Lombrozo also highlights our weird preference for things to be “natural” — even if we don’t really understand what that means:
A 2012 article on European and American beliefs about the meaning of “natural” found that for many people it’s defined by negation: When it comes to food, the natural is that which does not involve additives, processing or human intervention. Consistent with these ideas, a study published in 2014 found that genetic hybrids were judged more negatively when they came about via genetic modification than via natural procreation, even when the gene combinations themselves were the same. Cisgenic modification was also judged more natural than transgenic modification, though neither was judged favorably by most respondents.

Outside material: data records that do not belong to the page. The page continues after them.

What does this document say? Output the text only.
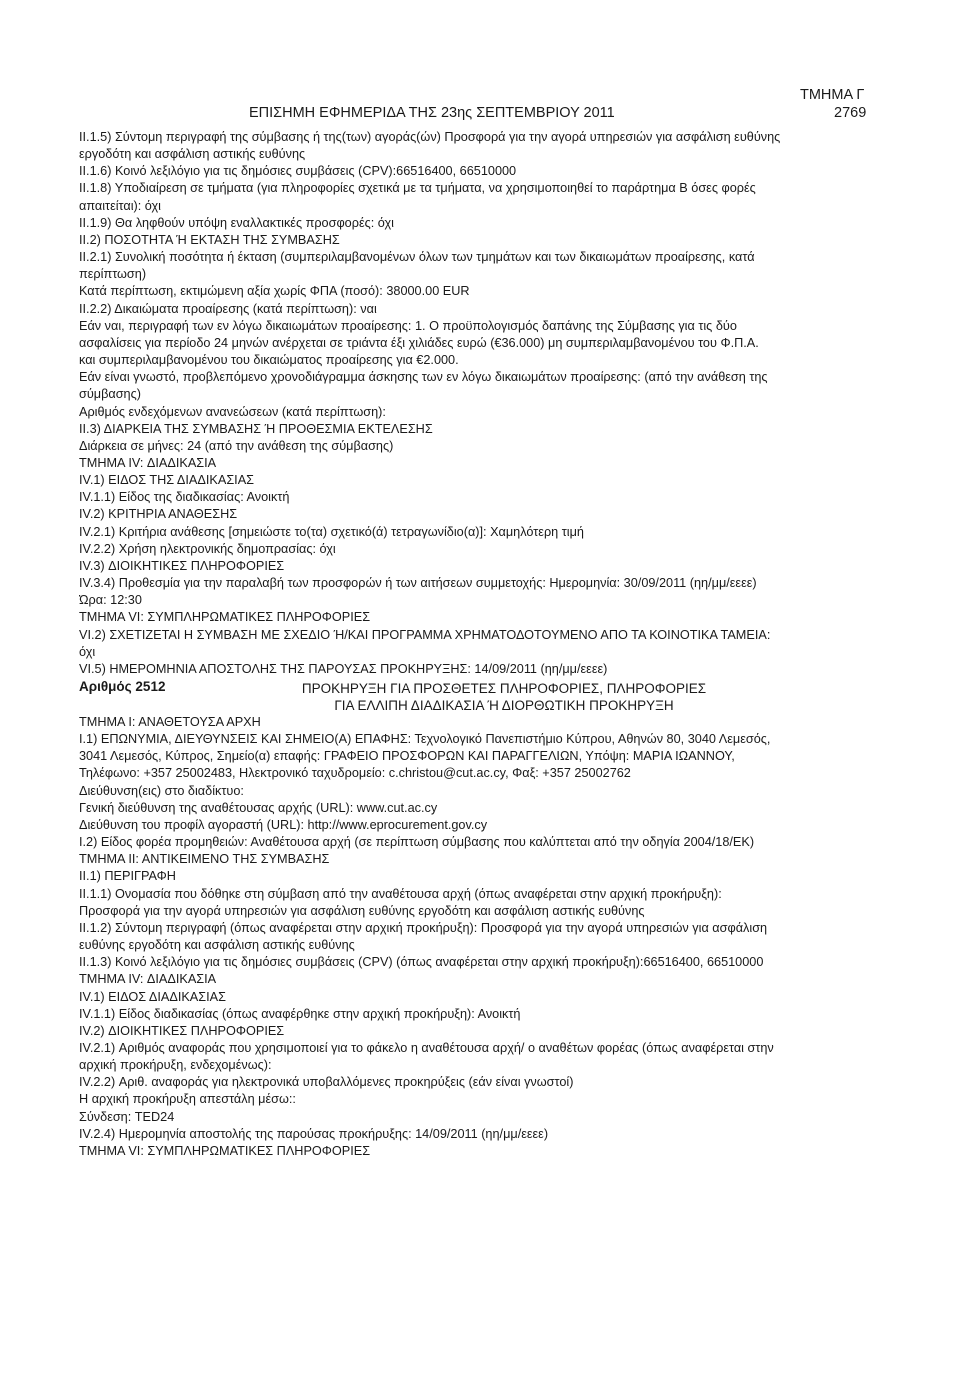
ΤΜΗΜΑ Γ
ΕΠΙΣΗΜΗ ΕΦΗΜΕΡΙΔΑ ΤΗΣ 23ης ΣΕΠΤΕΜΒΡΙΟΥ 2011	2769
ΙΙ.1.5) Σύντομη περιγραφή της σύμβασης ή της(των) αγοράς(ών) Προσφορά για την αγορά υπηρεσιών για ασφάλιση ευθύνης
εργοδότη και ασφάλιση αστικής ευθύνης
ΙΙ.1.6) Κοινό λεξιλόγιο για τις δημόσιες συμβάσεις (CPV):66516400, 66510000
ΙΙ.1.8) Υποδιαίρεση σε τμήματα (για πληροφορίες σχετικά με τα τμήματα, να χρησιμοποιηθεί το παράρτημα Β όσες φορές
απαιτείται): όχι
ΙΙ.1.9) Θα ληφθούν υπόψη εναλλακτικές προσφορές: όχι
ΙΙ.2) ΠΟΣΟΤΗΤΑ Ή ΕΚΤΑΣΗ ΤΗΣ ΣΥΜΒΑΣΗΣ
ΙΙ.2.1) Συνολική ποσότητα ή έκταση (συμπεριλαμβανομένων όλων των τμημάτων και των δικαιωμάτων προαίρεσης, κατά
περίπτωση)
Κατά περίπτωση, εκτιμώμενη αξία χωρίς ΦΠΑ (ποσό): 38000.00 EUR
ΙΙ.2.2) Δικαιώματα προαίρεσης (κατά περίπτωση): ναι
Εάν ναι, περιγραφή των εν λόγω δικαιωμάτων προαίρεσης: 1. Ο προϋπολογισμός δαπάνης της Σύμβασης για τις δύο
ασφαλίσεις για περίοδο 24 μηνών ανέρχεται σε τριάντα έξι χιλιάδες ευρώ (€36.000) μη συμπεριλαμβανομένου του Φ.Π.Α.
και συμπεριλαμβανομένου του δικαιώματος προαίρεσης για €2.000.
Εάν είναι γνωστό, προβλεπόμενο χρονοδιάγραμμα άσκησης των εν λόγω δικαιωμάτων προαίρεσης: (από την ανάθεση της
σύμβασης)
Αριθμός ενδεχόμενων ανανεώσεων (κατά περίπτωση):
ΙΙ.3) ΔΙΑΡΚΕΙΑ ΤΗΣ ΣΥΜΒΑΣΗΣ Ή ΠΡΟΘΕΣΜΙΑ ΕΚΤΕΛΕΣΗΣ
Διάρκεια σε μήνες: 24 (από την ανάθεση της σύμβασης)
ΤΜΗΜΑ ΙV: ΔΙΑΔΙΚΑΣΙΑ
IV.1) ΕΙΔΟΣ ΤΗΣ ΔΙΑΔΙΚΑΣΙΑΣ
IV.1.1) Είδος της διαδικασίας: Ανοικτή
IV.2) ΚΡΙΤΗΡΙΑ ΑΝΑΘΕΣΗΣ
IV.2.1) Κριτήρια ανάθεσης [σημειώστε το(τα) σχετικό(ά) τετραγωνίδιο(α)]: Χαμηλότερη τιμή
IV.2.2) Χρήση ηλεκτρονικής δημοπρασίας: όχι
IV.3) ΔΙΟΙΚΗΤΙΚΕΣ ΠΛΗΡΟΦΟΡΙΕΣ
IV.3.4) Προθεσμία για την παραλαβή των προσφορών ή των αιτήσεων συμμετοχής: Ημερομηνία: 30/09/2011 (ηη/μμ/εεεε)
Ώρα: 12:30
ΤΜΗΜΑ VI: ΣΥΜΠΛΗΡΩΜΑΤΙΚΕΣ ΠΛΗΡΟΦΟΡΙΕΣ
VI.2) ΣΧΕΤΙΖΕΤΑΙ Η ΣΥΜΒΑΣΗ ΜΕ ΣΧΕΔΙΟ Ή/ΚΑΙ ΠΡΟΓΡΑΜΜΑ ΧΡΗΜΑΤΟΔΟΤΟΥΜΕΝΟ ΑΠΟ ΤΑ ΚΟΙΝΟΤΙΚΑ ΤΑΜΕΙΑ:
όχι
VI.5) ΗΜΕΡΟΜΗΝΙΑ ΑΠΟΣΤΟΛΗΣ ΤΗΣ ΠΑΡΟΥΣΑΣ ΠΡΟΚΗΡΥΞΗΣ: 14/09/2011 (ηη/μμ/εεεε)
Αριθμός 2512	ΠΡΟΚΗΡΥΞΗ ΓΙΑ ΠΡΟΣΘΕΤΕΣ ΠΛΗΡΟΦΟΡΙΕΣ, ΠΛΗΡΟΦΟΡΙΕΣ
ΓΙΑ ΕΛΛΙΠΗ ΔΙΑΔΙΚΑΣΙΑ Ή ΔΙΟΡΘΩΤΙΚΗ ΠΡΟΚΗΡΥΞΗ
ΤΜΗΜΑ Ι: ΑΝΑΘΕΤΟΥΣΑ ΑΡΧΗ
Ι.1) ΕΠΩΝΥΜΙΑ, ΔΙΕΥΘΥΝΣΕΙΣ ΚΑΙ ΣΗΜΕΙΟ(Α) ΕΠΑΦΗΣ: Τεχνολογικό Πανεπιστήμιο Κύπρου, Αθηνών 80, 3040 Λεμεσός,
3041 Λεμεσός, Κύπρος, Σημείο(α) επαφής: ΓΡΑΦΕΙΟ ΠΡΟΣΦΟΡΩΝ ΚΑΙ ΠΑΡΑΓΓΕΛΙΩΝ, Υπόψη: ΜΑΡΙΑ ΙΩΑΝΝΟΥ,
Τηλέφωνο: +357 25002483, Ηλεκτρονικό ταχυδρομείο: c.christou@cut.ac.cy, Φαξ: +357 25002762
Διεύθυνση(εις) στο διαδίκτυο:
Γενική διεύθυνση της αναθέτουσας αρχής (URL): www.cut.ac.cy
Διεύθυνση του προφίλ αγοραστή (URL): http://www.eprocurement.gov.cy
Ι.2) Είδος φορέα προμηθειών: Αναθέτουσα αρχή (σε περίπτωση σύμβασης που καλύπτεται από την οδηγία 2004/18/ΕΚ)
ΤΜΗΜΑ ΙΙ: ΑΝΤΙΚΕΙΜΕΝΟ ΤΗΣ ΣΥΜΒΑΣΗΣ
ΙΙ.1) ΠΕΡΙΓΡΑΦΗ
ΙΙ.1.1) Ονομασία που δόθηκε στη σύμβαση από την αναθέτουσα αρχή (όπως αναφέρεται στην αρχική προκήρυξη):
Προσφορά για την αγορά υπηρεσιών για ασφάλιση ευθύνης εργοδότη και ασφάλιση αστικής ευθύνης
ΙΙ.1.2) Σύντομη περιγραφή (όπως αναφέρεται στην αρχική προκήρυξη): Προσφορά για την αγορά υπηρεσιών για ασφάλιση
ευθύνης εργοδότη και ασφάλιση αστικής ευθύνης
ΙΙ.1.3) Κοινό λεξιλόγιο για τις δημόσιες συμβάσεις (CPV) (όπως αναφέρεται στην αρχική προκήρυξη):66516400, 66510000
ΤΜΗΜΑ IV: ΔΙΑΔΙΚΑΣΙΑ
IV.1) ΕΙΔΟΣ ΔΙΑΔΙΚΑΣΙΑΣ
IV.1.1) Είδος διαδικασίας (όπως αναφέρθηκε στην αρχική προκήρυξη): Ανοικτή
IV.2) ΔΙΟΙΚΗΤΙΚΕΣ ΠΛΗΡΟΦΟΡΙΕΣ
IV.2.1) Αριθμός αναφοράς που χρησιμοποιεί για το φάκελο η αναθέτουσα αρχή/ ο αναθέτων φορέας (όπως αναφέρεται στην
αρχική προκήρυξη, ενδεχομένως):
IV.2.2) Αριθ. αναφοράς για ηλεκτρονικά υποβαλλόμενες προκηρύξεις (εάν είναι γνωστοί)
Η αρχική προκήρυξη απεστάλη μέσω::
Σύνδεση: TED24
IV.2.4) Ημερομηνία αποστολής της παρούσας προκήρυξης: 14/09/2011 (ηη/μμ/εεεε)
ΤΜΗΜΑ VI: ΣΥΜΠΛΗΡΩΜΑΤΙΚΕΣ ΠΛΗΡΟΦΟΡΙΕΣ
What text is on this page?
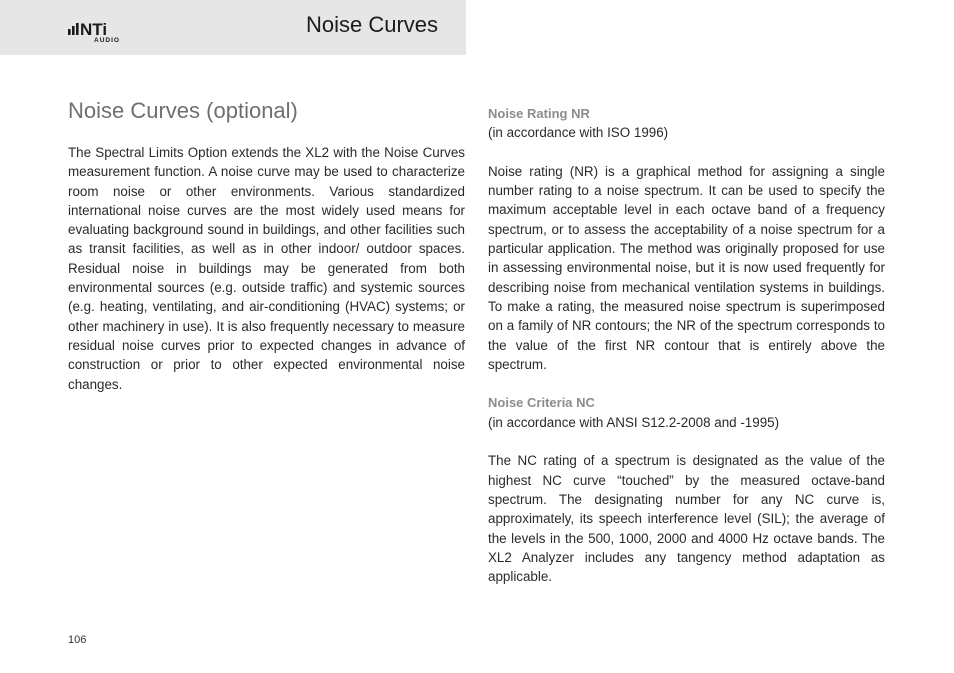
NTi
AUDIO
Noise Curves
Noise Curves (optional)

The Spectral Limits Option extends the XL2 with the Noise Curves measurement function. A noise curve may be used to characterize room noise or other environments. Various standardized international noise curves are the most widely used means for evaluating background sound in buildings, and other facilities such as transit facilities, as well as in other indoor/ outdoor spaces. Residual noise in buildings may be generated from both environmental sources (e.g. outside traffic) and systemic sources (e.g. heating, ventilating, and air-conditioning (HVAC) systems; or other machinery in use). It is also frequently necessary to measure residual noise curves prior to expected changes in advance of construction or prior to other expected environmental noise changes.

Noise Rating NR

(in accordance with ISO 1996)

Noise rating (NR) is a graphical method for assigning a single number rating to a noise spectrum. It can be used to specify the maximum acceptable level in each octave band of a frequency spectrum, or to assess the acceptability of a noise spectrum for a particular application. The method was originally proposed for use in assessing environmental noise, but it is now used frequently for describing noise from mechanical ventilation systems in buildings. To make a rating, the measured noise spectrum is superimposed on a family of NR contours; the NR of the spectrum corresponds to the value of the first NR contour that is entirely above the spectrum.

Noise Criteria NC

(in accordance with ANSI S12.2-2008 and -1995)

The NC rating of a spectrum is designated as the value of the highest NC curve “touched” by the measured octave-band spectrum. The designating number for any NC curve is, approximately, its speech interference level (SIL); the average of the levels in the 500, 1000, 2000 and 4000 Hz octave bands. The XL2 Analyzer includes any tangency method adaptation as applicable.

106
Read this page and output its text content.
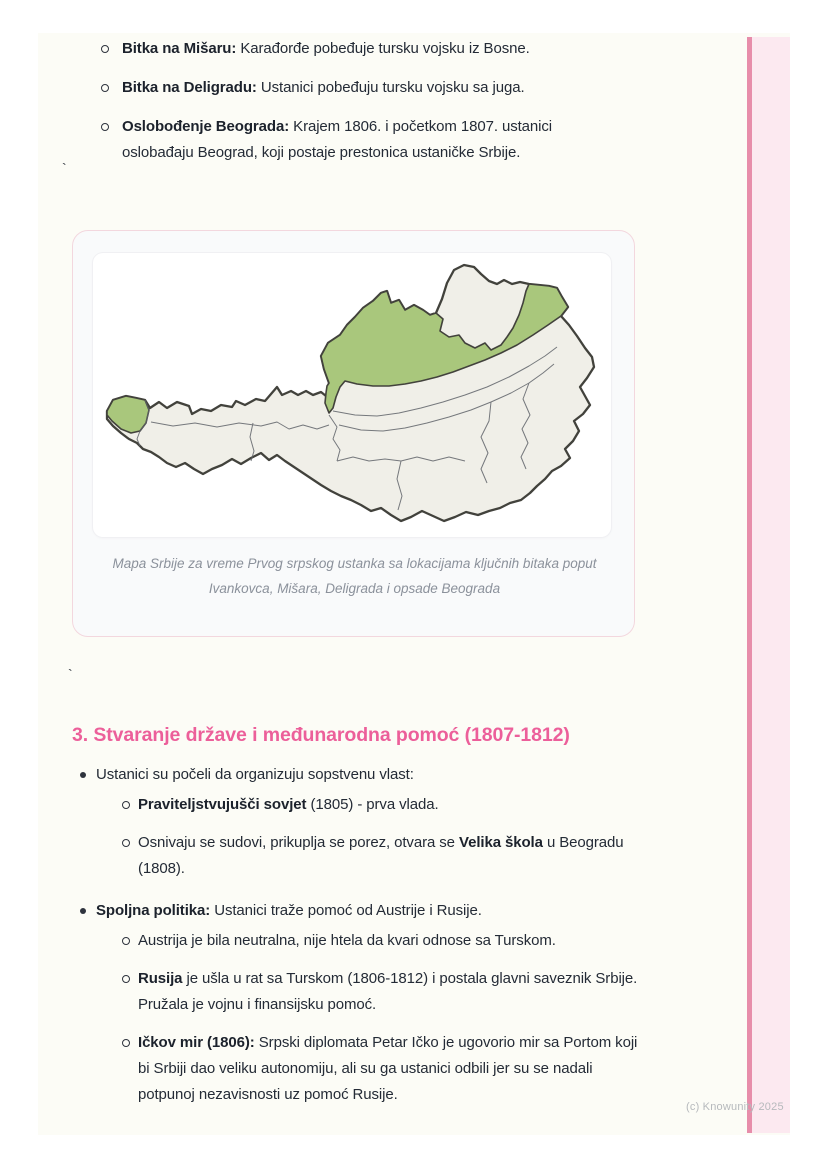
Bitka na Mišaru: Karađorđe pobeđuje tursku vojsku iz Bosne.
Bitka na Deligradu: Ustanici pobeđuju tursku vojsku sa juga.
Oslobođenje Beograda: Krajem 1806. i početkom 1807. ustanici oslobađaju Beograd, koji postaje prestonica ustaničke Srbije.
`
Mapa Srbije za vreme Prvog srpskog ustanka sa lokacijama ključnih bitaka poput Ivankovca, Mišara, Deligrada i opsade Beograda
`
3. Stvaranje države i međunarodna pomoć (1807-1812)
Ustanici su počeli da organizuju sopstvenu vlast:
Praviteljstvujušči sovjet (1805) - prva vlada.
Osnivaju se sudovi, prikuplja se porez, otvara se Velika škola u Beogradu (1808).
Spoljna politika: Ustanici traže pomoć od Austrije i Rusije.
Austrija je bila neutralna, nije htela da kvari odnose sa Turskom.
Rusija je ušla u rat sa Turskom (1806-1812) i postala glavni saveznik Srbije. Pružala je vojnu i finansijsku pomoć.
Ičkov mir (1806): Srpski diplomata Petar Ičko je ugovorio mir sa Portom koji bi Srbiji dao veliku autonomiju, ali su ga ustanici odbili jer su se nadali potpunoj nezavisnosti uz pomoć Rusije.
(c) Knowunity 2025
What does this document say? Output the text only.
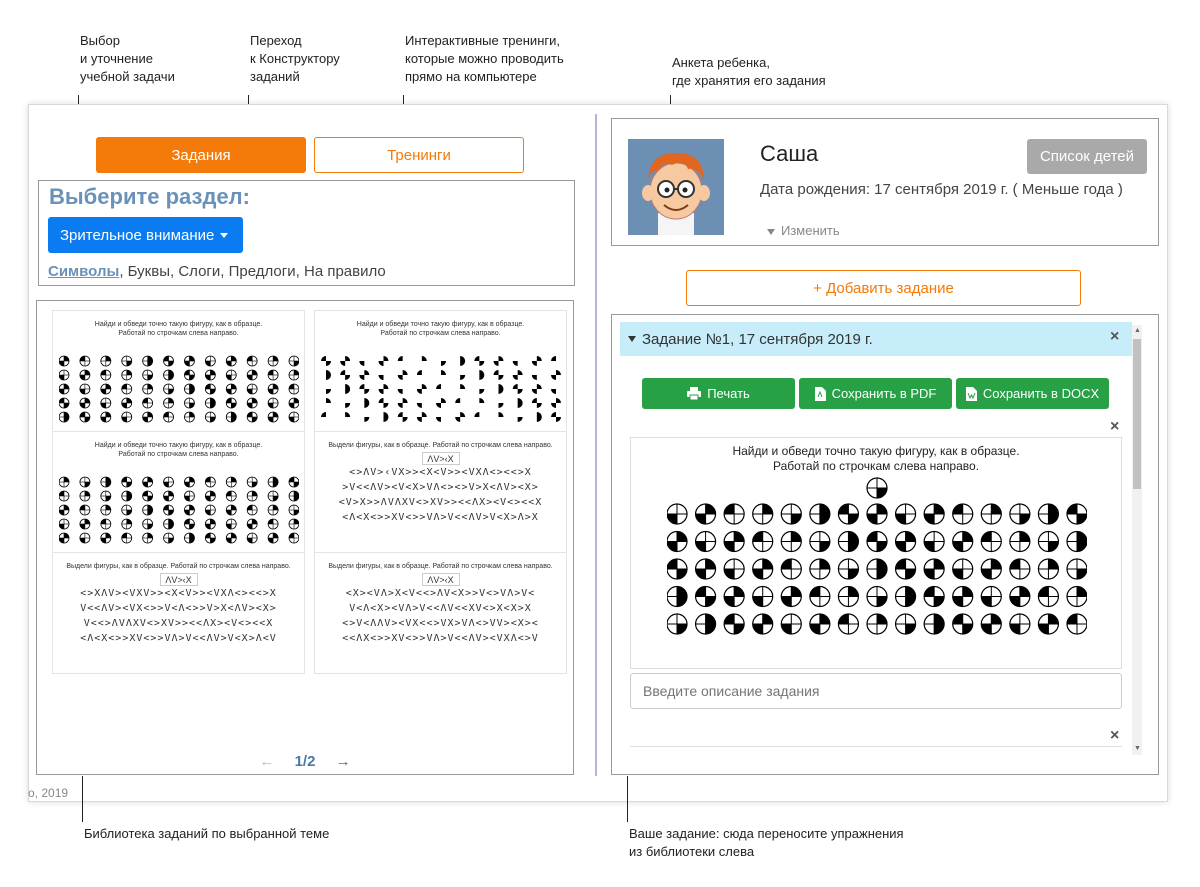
Выбор
и уточнение
учебной задачи
Переход
к Конструктору
заданий
Интерактивные тренинги,
которые можно проводить
прямо на компьютере
Анкета ребенка,
где хранятия его задания
Задания	Тренинги
Выберите раздел:
Зрительное внимание
Символы, Буквы, Слоги, Предлоги, На правило
Найди и обведи точно такую фигуру, как в образце.
Работай по строчкам слева направо.
Найди и обведи точно такую фигуру, как в образце.
Работай по строчкам слева направо.
Найди и обведи точно такую фигуру, как в образце.
Работай по строчкам слева направо.
Выдели фигуры, как в образце. Работай по строчкам слева направо.
ΛV>‹X
<>ΛV>‹VX>><X<V>><VXΛ<><<>X
>V<<ΛV><V<X>VΛ<><>V>X<ΛV><X>
<V>X>>ΛVΛXV<>XV>><<ΛX><V<><<X
<Λ<X<>>XV<>>VΛ>V<<ΛV>V<X>Λ>X
Выдели фигуры, как в образце. Работай по строчкам слева направо.
ΛV>‹X
<>XΛV><VXV>><X<V>><VXΛ<><<>X
V<<ΛV><VX<>>V<Λ<>>V>X<ΛV><X>
V<<>ΛVΛXV<>XV>><<ΛX><V<><<X
<Λ<X<>>XV<>>VΛ>V<<ΛV>V<X>Λ<V
Выдели фигуры, как в образце. Работай по строчкам слева направо.
ΛV>‹X
<X><VΛ>X<V<<>ΛV<X>>V<>VΛ>V<
V<Λ<X><VΛ>V<<ΛV<<XV<>X<X>X
<>V<ΛΛV><VX<<>VX>VΛ<>VV><X><
<<ΛX<>>XV<>>VΛ>V<<ΛV><VXΛ<>V
← 1/2 →
о, 2019
Саша
Дата рождения: 17 сентября 2019 г. ( Меньше года )
Список детей
Изменить
+ Добавить задание
Задание №1, 17 сентября 2019 г.	×
Печать	Сохранить в PDF	Сохранить в DOCX
×
Найди и обведи точно такую фигуру, как в образце.
Работай по строчкам слева направо.
Введите описание задания
×
▲
▼
Библиотека заданий по выбранной теме	Ваше задание: сюда переносите упражнения
из библиотеки слева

There’s no doubt these forces are at work when we think about the (so far, still only theoretical) idea of GMO humans. But the fact of the matter is that we do plenty of unnatural things in the name of medicine (or, like, ideal crunch factor): for example synthetic insulin (which we churn out using bacteria and yeast), or titanium knee replacements, or pacemakers. It seems that in certain cases, if the unnatural technology directly solves a problem or saves a life, we tend to be OK with it.
So just for the moment, put aside your dystopian concerns of a genetically “perfected” human societies — there are plenty of chronic or fatal diseases we might hope to cure with some kind of gene-editing technology, says Zimmer:
Hemophilia, sickle cell anemia, cystic fibrosis – the list goes on and on. As I wrote in the Atlantic in 2013, a particularly cruel genetic disorder, fibrodysplasia ossificans progressiva causes people to grow a second skeleton. It’s caused by a mutation that changes a single “letter” of a single gene, called ACVR1. The protein encoded by the gene doesn’t work properly, triggering a wave of changes in people’s bodies, with the result that when they heal from a bruise, they replace entire chunks of muscle with new bone.
In some cases, people can offset many of the symptoms of genetic disorders with simple changes, like watching what they eat. In other cases, like hemophilia, they have to take regular doses of drugs to remain healthy. In other cases, like fibrodysplasia ossificans progressiva, there’s no effective treatment yet.
If we could detect and correct the gene responsible for fibrodysplasia ossifi — er, that creepy bone thing, would anyone really argue that we shouldn’t because it would be “unnatural” to do so? (Probably someone would, but still.) There is nothing natural, or at least nothing naturally superior, about slowly growing a second skeleton because you happen to have one miscopied base in one gene.
We can’t do that yet, as the Chinese scientists have effectively proved; like cloning in its early stages, CRISPR and other gene-altering therapies are too temperamental to reliably apply. The problem is that we can see what might be possible, without being able to say for certain what is possible — for good or for ill.